Even though trade fx, the lever type always puzzled me. Leverage margin determines how much you need to put up. For example, an STD. account, 1 lot = $ 100.00, so you 100:1 leverage on an STD. account: $ 1,000 margin per batch. In a mini lot is $ 10,000, to take advantage of 200:1 is $ 50 per lot. Let's break it. Say you have an STD $ 100,000. account with a leverage of 100:1. To say, as a rule only committed 5% of Acct. capital to a business. Thus, a standard for $ 100k. Acct. want to engage in Most of the $ 5000. At 100:1 leverage (or $ 1,000 per lot), which is 5 lots that can trade. In an STD. Acct. 1 pip = $ 10, so a movement has 50 Pip 50 pips x $ 10/pip x 5 = $ 2,500 lots or 50% return on trade. In a mini account, say, $ 10k, a commitment of 5% would be $ 500. With a leverage of 200:1 (or $ 50 per lot) can range from 10 lots. In a mini account 1 pip = $ 1, so that a movement is 50 Pip 50 pips x $ 1 per pip x 10 lots = $ 500 or a return of 100% in trade. Although the $ $ $ of profit is lower ($ 2500 std. $ 500 vs mini), the rate of return is higher (50% of STDs. Vs 100 mini%). Thus, In short, the rate of return is higher. As you recall $ 10/Pip in an STD. 1/Pip or $ in a mini only applies to a currency pair that the U.S. dollar is in and only in the event that the USD is the quote currency, as the USD / GBP, EUR / USD, etc. (The first currency listed in the pair is the base currency and the second is the quote currency). When the dollar is the base currency, the pip value of the dollar based on exchange rates. Take another example. between 11/17 and 12 / 1, the GBP / USD moved 928 pips. Thus are going to say who bought the Cable (GBP) using the old account size and leverage to commit 5% of the capital account for trade. In the ETS. account, 5% is $ 5000 with $ 1000 would give you much room for 5 lots. At 928 pips, you would make $ 46,400 or 828% return on margin (46.4% increase in equity net account). In a mini account, it's $ 500 with $ 50 per lot or 10 lots margin. PIP move to 928 is $ 9280, or 1756% return on margin (92.8% increase in equity of the account). In other words, the dollar returns were higher in the ETS. account, but the percentage becomes higher in the mini account. But care, greater leverage works both ways. Hope this helps.

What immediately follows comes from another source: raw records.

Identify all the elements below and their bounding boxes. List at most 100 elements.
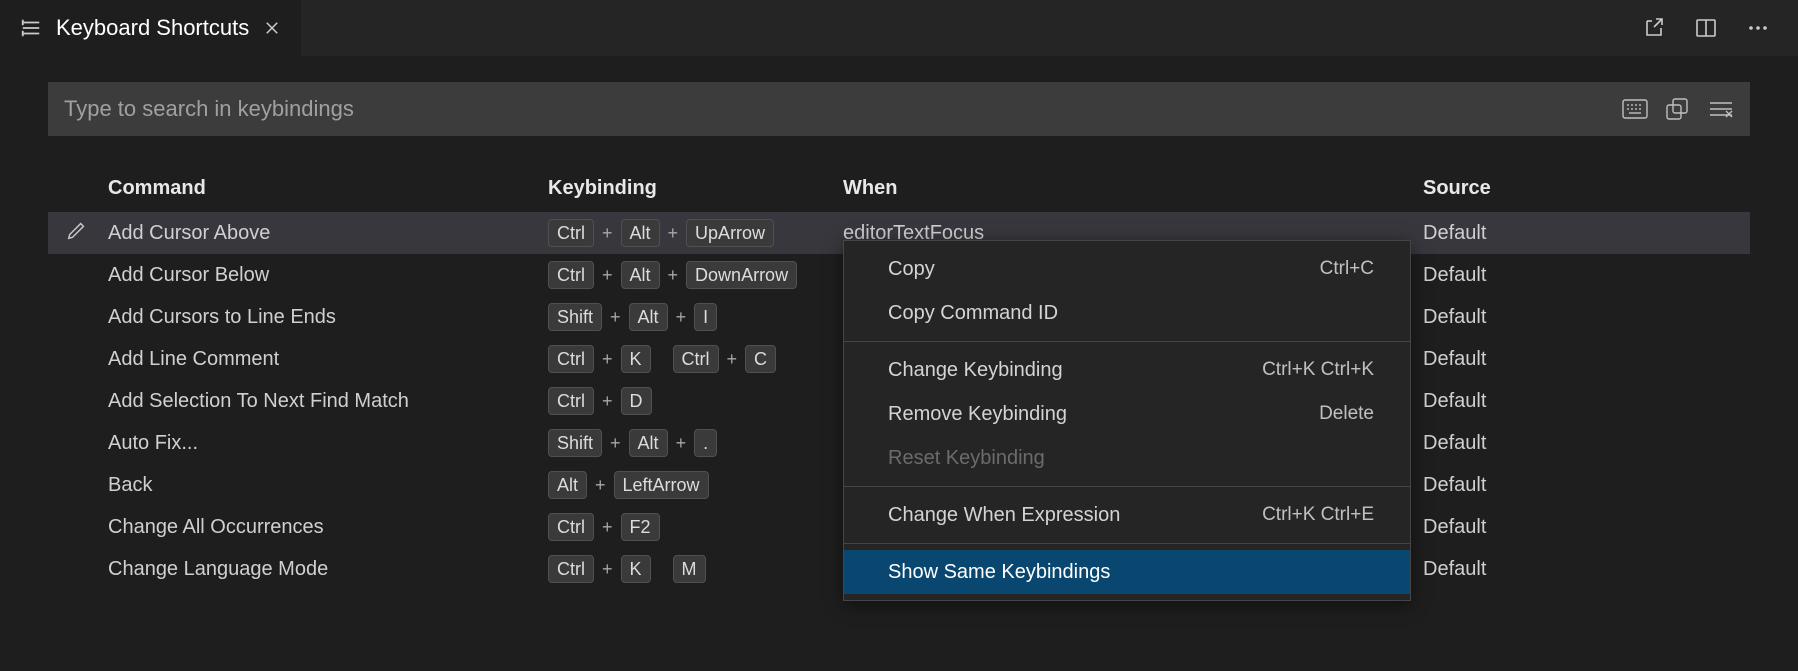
key-alt: Alt	[629, 429, 668, 457]
key-separator: +	[725, 349, 740, 370]
context-menu-label: Change When Expression	[888, 504, 1120, 527]
context-menu-label: Show Same Keybindings	[888, 561, 1110, 584]
clear-search-icon[interactable]	[1708, 99, 1734, 119]
search-action-icons	[1610, 98, 1734, 120]
context-menu-separator	[844, 486, 1410, 487]
record-keys-icon[interactable]	[1622, 99, 1648, 119]
tab-actions	[1642, 16, 1798, 40]
cell-keybinding: Shift+Alt+I	[548, 303, 843, 331]
cell-keybinding: Ctrl+KCtrl+C	[548, 345, 843, 373]
split-editor-icon[interactable]	[1694, 16, 1718, 40]
cell-source: Default	[1423, 516, 1750, 539]
tab-bar: Keyboard Shortcuts	[0, 0, 1798, 56]
cell-source: Default	[1423, 474, 1750, 497]
key-ctrl: Ctrl	[548, 555, 594, 583]
key-separator: +	[600, 517, 615, 538]
key-leftarrow: LeftArrow	[614, 471, 709, 499]
cell-keybinding: Ctrl + F2	[548, 513, 843, 541]
cell-keybinding: Ctrl + D	[548, 387, 843, 415]
table-header: Command Keybinding When Source	[48, 164, 1750, 212]
key-shift: Shift	[548, 429, 602, 457]
cell-source: Default	[1423, 306, 1750, 329]
open-keybindings-json-icon[interactable]	[1642, 16, 1666, 40]
tab-keyboard-shortcuts[interactable]: Keyboard Shortcuts	[0, 0, 302, 56]
more-actions-icon[interactable]	[1746, 16, 1770, 40]
key-separator: +	[600, 559, 615, 580]
key-ctrl: Ctrl	[548, 513, 594, 541]
key-k: K	[621, 345, 651, 373]
context-menu-item[interactable]: Remove Keybinding Delete	[844, 392, 1410, 436]
cell-keybinding: Ctrl + KM	[548, 555, 843, 583]
key-ctrl: Ctrl	[673, 345, 719, 373]
cell-keybinding: Ctrl+Alt+DownArrow	[548, 261, 843, 289]
cell-source: Default	[1423, 264, 1750, 287]
cell-keybinding: Ctrl+Alt+UpArrow	[548, 219, 843, 247]
cell-command: Add Line Comment	[108, 348, 548, 371]
col-header-keybinding[interactable]: Keybinding	[548, 177, 843, 200]
key-alt: Alt	[621, 261, 660, 289]
context-menu-label: Copy Command ID	[888, 302, 1058, 325]
key-downarrow: DownArrow	[686, 261, 797, 289]
key-ctrl: Ctrl	[548, 345, 594, 373]
cell-command: Change All Occurrences	[108, 516, 548, 539]
key-separator: +	[666, 223, 681, 244]
cell-command: Auto Fix...	[108, 432, 548, 455]
context-menu-item[interactable]: Change When Expression Ctrl+K Ctrl+E	[844, 493, 1410, 537]
key-alt: Alt	[548, 471, 587, 499]
key-separator: +	[600, 349, 615, 370]
key-c: C	[745, 345, 776, 373]
cell-command: Add Cursors to Line Ends	[108, 306, 548, 329]
edit-icon[interactable]	[66, 219, 88, 247]
key-separator: +	[608, 307, 623, 328]
context-menu-item[interactable]: Change KeybindingCtrl+K Ctrl+K	[844, 348, 1410, 392]
key-ctrl: Ctrl	[548, 387, 594, 415]
tabs: Keyboard Shortcuts	[0, 0, 302, 56]
context-menu-item[interactable]: Copy Command ID	[844, 291, 1410, 335]
key-separator: +	[600, 265, 615, 286]
context-menu-label: Remove Keybinding	[888, 403, 1067, 426]
search-input[interactable]	[64, 96, 1610, 122]
context-menu-item: Reset Keybinding	[844, 436, 1410, 480]
key-d: D	[621, 387, 652, 415]
key-ctrl: Ctrl	[548, 219, 594, 247]
key-separator: +	[674, 433, 689, 454]
cell-source: Default	[1423, 432, 1750, 455]
close-icon[interactable]	[263, 19, 281, 37]
cell-command: Add Selection To Next Find Match	[108, 390, 548, 413]
search-bar	[48, 82, 1750, 136]
cell-command: Add Cursor Above	[108, 222, 548, 245]
key-m: M	[673, 555, 706, 583]
cell-command: Change Language Mode	[108, 558, 548, 581]
context-menu-label: Reset Keybinding	[888, 447, 1045, 470]
key-f2: F2	[621, 513, 660, 541]
context-menu-separator	[844, 543, 1410, 544]
context-menu-label: Change Keybinding	[888, 359, 1063, 382]
cell-command: Add Cursor Below	[108, 264, 548, 287]
context-menu-separator	[844, 341, 1410, 342]
context-menu-accel: Ctrl+C	[1320, 258, 1374, 280]
key-uparrow: UpArrow	[686, 219, 774, 247]
col-header-command[interactable]: Command	[48, 177, 548, 200]
key-k: K	[621, 555, 651, 583]
sort-precedence-icon[interactable]	[1666, 98, 1690, 120]
cell-keybinding: Shift + Alt +.	[548, 429, 843, 457]
key-separator: +	[674, 307, 689, 328]
key-separator: +	[600, 391, 615, 412]
context-menu-label: Copy	[888, 258, 935, 281]
key-i: I	[694, 303, 717, 331]
context-menu-accel: Ctrl+K Ctrl+E	[1262, 504, 1374, 526]
context-menu-item[interactable]: Copy Ctrl+C	[844, 247, 1410, 291]
key-separator: +	[600, 223, 615, 244]
context-menu-item[interactable]: Show Same Keybindings	[844, 550, 1410, 594]
key-separator: +	[608, 433, 623, 454]
col-header-when[interactable]: When	[843, 177, 1423, 200]
key-alt: Alt	[621, 219, 660, 247]
cell-source: Default	[1423, 348, 1750, 371]
col-header-source[interactable]: Source	[1423, 177, 1750, 200]
cell-source: Default	[1423, 390, 1750, 413]
cell-keybinding: Alt+LeftArrow	[548, 471, 843, 499]
key-ctrl: Ctrl	[548, 261, 594, 289]
context-menu-accel: Delete	[1319, 403, 1374, 425]
key-shift: Shift	[548, 303, 602, 331]
key-.: .	[694, 429, 717, 457]
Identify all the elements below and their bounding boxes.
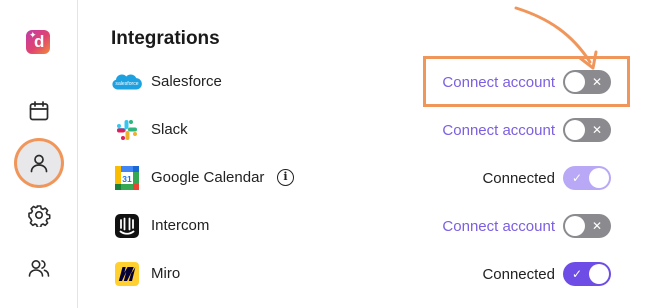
page-title: Integrations xyxy=(111,28,220,49)
close-icon: ✕ xyxy=(591,123,602,137)
integration-name: Google Calendar xyxy=(151,169,265,186)
nav-team[interactable] xyxy=(14,243,64,293)
integration-toggle[interactable]: ✓ xyxy=(563,166,611,190)
integration-row-slack: Slack Connect account ✕ xyxy=(111,114,611,146)
integration-name: Intercom xyxy=(151,217,210,234)
highlight-annotation xyxy=(423,56,630,107)
users-icon xyxy=(28,260,50,277)
sidebar: ✦ d xyxy=(0,0,78,308)
integration-row-google-calendar: 31 Google Calendar i Connected ✓ xyxy=(111,162,611,194)
integration-name: Miro xyxy=(151,265,181,282)
toggle-knob xyxy=(565,216,585,236)
slack-logo xyxy=(111,114,143,146)
svg-text:31: 31 xyxy=(122,174,132,184)
miro-logo xyxy=(111,258,143,290)
svg-text:salesforce: salesforce xyxy=(115,81,138,87)
integration-toggle[interactable]: ✕ xyxy=(563,214,611,238)
gear-icon xyxy=(28,205,51,227)
nav-settings[interactable] xyxy=(14,190,64,240)
app-logo-letter: d xyxy=(34,32,45,51)
salesforce-logo: salesforce xyxy=(111,66,143,98)
person-icon xyxy=(30,154,48,173)
toggle-knob xyxy=(565,120,585,140)
connect-account-link[interactable]: Connect account xyxy=(442,122,555,139)
connected-status: Connected xyxy=(482,170,555,187)
integration-row-miro: Miro Connected ✓ xyxy=(111,258,611,290)
check-icon: ✓ xyxy=(572,171,583,185)
intercom-logo xyxy=(111,210,143,242)
main-content: Integrations salesforce Salesforce Conne… xyxy=(79,0,656,308)
integration-name: Salesforce xyxy=(151,73,222,90)
nav-profile[interactable] xyxy=(17,141,61,185)
check-icon: ✓ xyxy=(572,267,583,281)
info-icon[interactable]: i xyxy=(277,169,294,186)
integration-row-intercom: Intercom Connect account ✕ xyxy=(111,210,611,242)
connect-account-link[interactable]: Connect account xyxy=(442,218,555,235)
toggle-knob xyxy=(589,264,609,284)
integration-toggle[interactable]: ✓ xyxy=(563,262,611,286)
integration-name: Slack xyxy=(151,121,188,138)
nav-calendar[interactable] xyxy=(14,86,64,136)
calendar-icon xyxy=(29,101,49,121)
toggle-knob xyxy=(589,168,609,188)
integration-toggle[interactable]: ✕ xyxy=(563,118,611,142)
google-calendar-logo: 31 xyxy=(111,162,143,194)
close-icon: ✕ xyxy=(591,219,602,233)
connected-status: Connected xyxy=(482,266,555,283)
app-logo[interactable]: ✦ d xyxy=(26,30,50,54)
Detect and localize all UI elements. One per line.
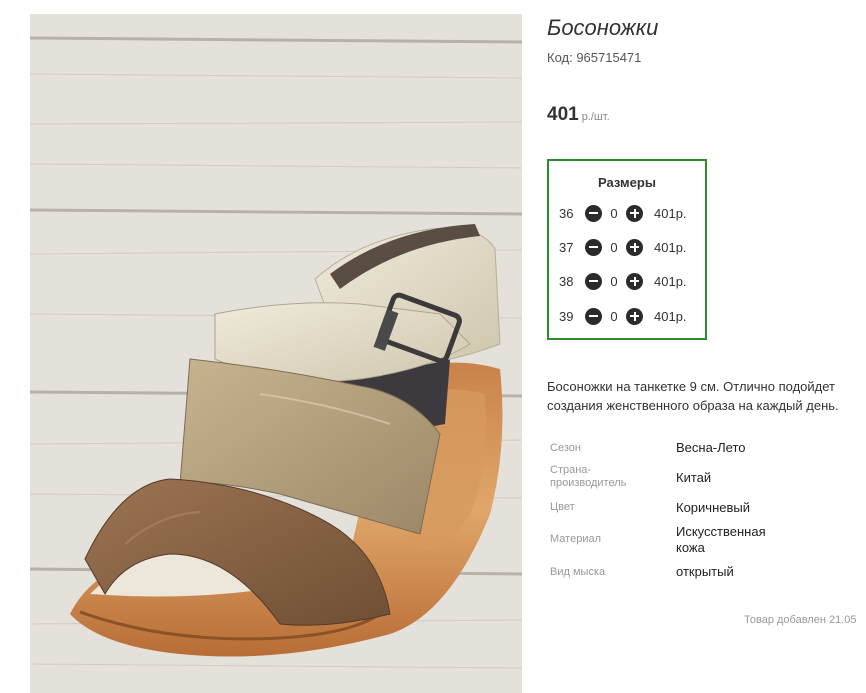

Nine O'Clock Emil Boc Prime Minister and his Bulgarian counterpart Boyko Borissov, on Friday opened the Turnu Magurele Nicopol ferry boat service connecting Romania and Bulgaria.

The Psychology of the Foreign Exchange Market (Wiley Trading) The Psychology of the Foreign Exchange Market (Wiley Trading)
List Price: $95.00
Sale Price: $51.61
Used From: $36.00

This book demystifies the foreign exchange market by focusing on the people who comprise it.  Drawing on the expertise of the very professionals whose decisions help shape the market, Thomas Oberlechner describes the highly interdependent relationship between financial decision makers and news providers, showing that the assumption that the foreign exchange market is purely economic and rational has to be replaced by a more complex market psychology.